Наш аднаклассник Кузьма был колоритным персанажем. Как я ужэ говорил, он подолгу училса в каждом классе, пака ево не выгнали из нармальной школы в нашу. В читвертом классе он басом пререкался с учителями и патихоньку пиздил старшыклассникофф. И глумилса он тоже па-скотски: то соли ф чай щедро каму-нибуть насыпет, то клеем унитазы намажэт. Адин раз он школьный звонок под потолком отодрал в рекриацыи - што б не звенел. И как он забралса туда?
Объявили как-то в младшых классах выстафку рисункоф. Мы тагда ф пятом, кажется, учились, ну и пошли посмотреть. Ну панарисовали детишки, еб их мать! Вот например рисунок "Папа": толстыми мазками гуаши на пол-страницы нарисованы коричневые руки-ноги-голова, а сбоку жолтое солнце. Я бы назвал это "И говну солышко светит". А ищо там были поделки ис пластилина - тоже в аснавном фигурки людей, и тоже блять каричневые. "Сожженные напалмом", "Дерево Какаха", "Мишки в анусе"… я конечно шучу, творения назывались просто и по-пионерски, но мои названия будут по-точнее. И лепили-рисовали мы в первом классе адназначно лучше.
Кузьма тем временем решыл придать искусству апределенную идеалогию. Он подошел к самому отдаленному столику с уродливыми пластилиновыми икспанатами и стал там чего-то руками быстро-быстро хуйарить.

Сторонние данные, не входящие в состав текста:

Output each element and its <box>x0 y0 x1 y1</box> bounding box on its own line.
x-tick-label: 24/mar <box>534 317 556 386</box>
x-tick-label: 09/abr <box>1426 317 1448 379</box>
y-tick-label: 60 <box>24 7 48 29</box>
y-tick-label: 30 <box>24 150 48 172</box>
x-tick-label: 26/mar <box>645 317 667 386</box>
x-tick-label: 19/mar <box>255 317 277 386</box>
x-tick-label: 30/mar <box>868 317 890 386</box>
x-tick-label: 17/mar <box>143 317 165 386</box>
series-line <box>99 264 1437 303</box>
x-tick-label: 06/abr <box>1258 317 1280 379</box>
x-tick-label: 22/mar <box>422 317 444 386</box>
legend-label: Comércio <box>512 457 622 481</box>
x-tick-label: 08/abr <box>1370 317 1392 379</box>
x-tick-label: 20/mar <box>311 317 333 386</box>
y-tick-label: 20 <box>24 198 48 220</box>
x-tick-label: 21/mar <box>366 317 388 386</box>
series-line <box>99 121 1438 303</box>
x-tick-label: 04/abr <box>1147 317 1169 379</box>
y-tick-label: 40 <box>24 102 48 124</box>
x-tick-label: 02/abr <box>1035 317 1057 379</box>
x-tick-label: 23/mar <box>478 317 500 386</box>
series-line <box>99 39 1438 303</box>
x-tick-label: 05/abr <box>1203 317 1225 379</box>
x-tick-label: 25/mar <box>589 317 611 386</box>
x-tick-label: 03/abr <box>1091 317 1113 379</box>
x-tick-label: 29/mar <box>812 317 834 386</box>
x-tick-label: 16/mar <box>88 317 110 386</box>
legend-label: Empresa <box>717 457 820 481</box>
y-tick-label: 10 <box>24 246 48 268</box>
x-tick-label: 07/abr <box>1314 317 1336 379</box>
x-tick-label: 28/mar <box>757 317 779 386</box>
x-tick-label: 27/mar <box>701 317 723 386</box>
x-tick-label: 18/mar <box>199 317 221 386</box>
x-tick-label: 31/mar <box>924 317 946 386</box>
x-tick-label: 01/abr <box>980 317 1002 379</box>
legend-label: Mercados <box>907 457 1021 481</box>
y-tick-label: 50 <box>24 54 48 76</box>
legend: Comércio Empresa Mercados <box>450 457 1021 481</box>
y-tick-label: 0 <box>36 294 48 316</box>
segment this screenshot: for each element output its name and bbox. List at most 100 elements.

Я моргнуть не успел, как он вылепил у самой крупной фигурки здоровенный ХУИЩЕ! И теперь стоял рядом и лыбился, падонок. Потом падашел к другой фигурке… два человечка держали друг друга за руки - называлась "Подруги. Самохина Катя, 2-А". Несколько движений - и две подруги превратились в ебущихся человечкоф. А я в это время карандашом дорисовывал понравившиеся мне рисунки. На них появились противогазы, сиськи, дымящиеся косяки. А когда мы сйобывали как раз пришла камиссия оценивать подрастающие таланты.
На последнем уроке ф кабинет вашла завуч младшых классоф. Ее трясло ат злости и ана глухо произнесла: "Какие-то падонки изуродовали несколько икспанатоф, над каторыми пачти ниделю трудились дети из младших классофф. Дети уже третий час плачут. Так пусть эти… дегенераты фстанут и признаются по-хорошему!" Ни хуя себе па-харошему. Все молчали. Кроме меня и Кузьмы никто даже не панимал, а чем речь, но фсе мысленно поаплодировали неизвестным дегенератам.
А детей мы патом утешили. Спиздили молоток и гвозди ф кабинете труда и поднялись в раздевалку рядом со спортзалом, после чего приколотили их обувь гвоздями к тумбам. Я помню, Кузьма приколотил несколько пар прям на входную дверь. Оригинал, чего там говорить.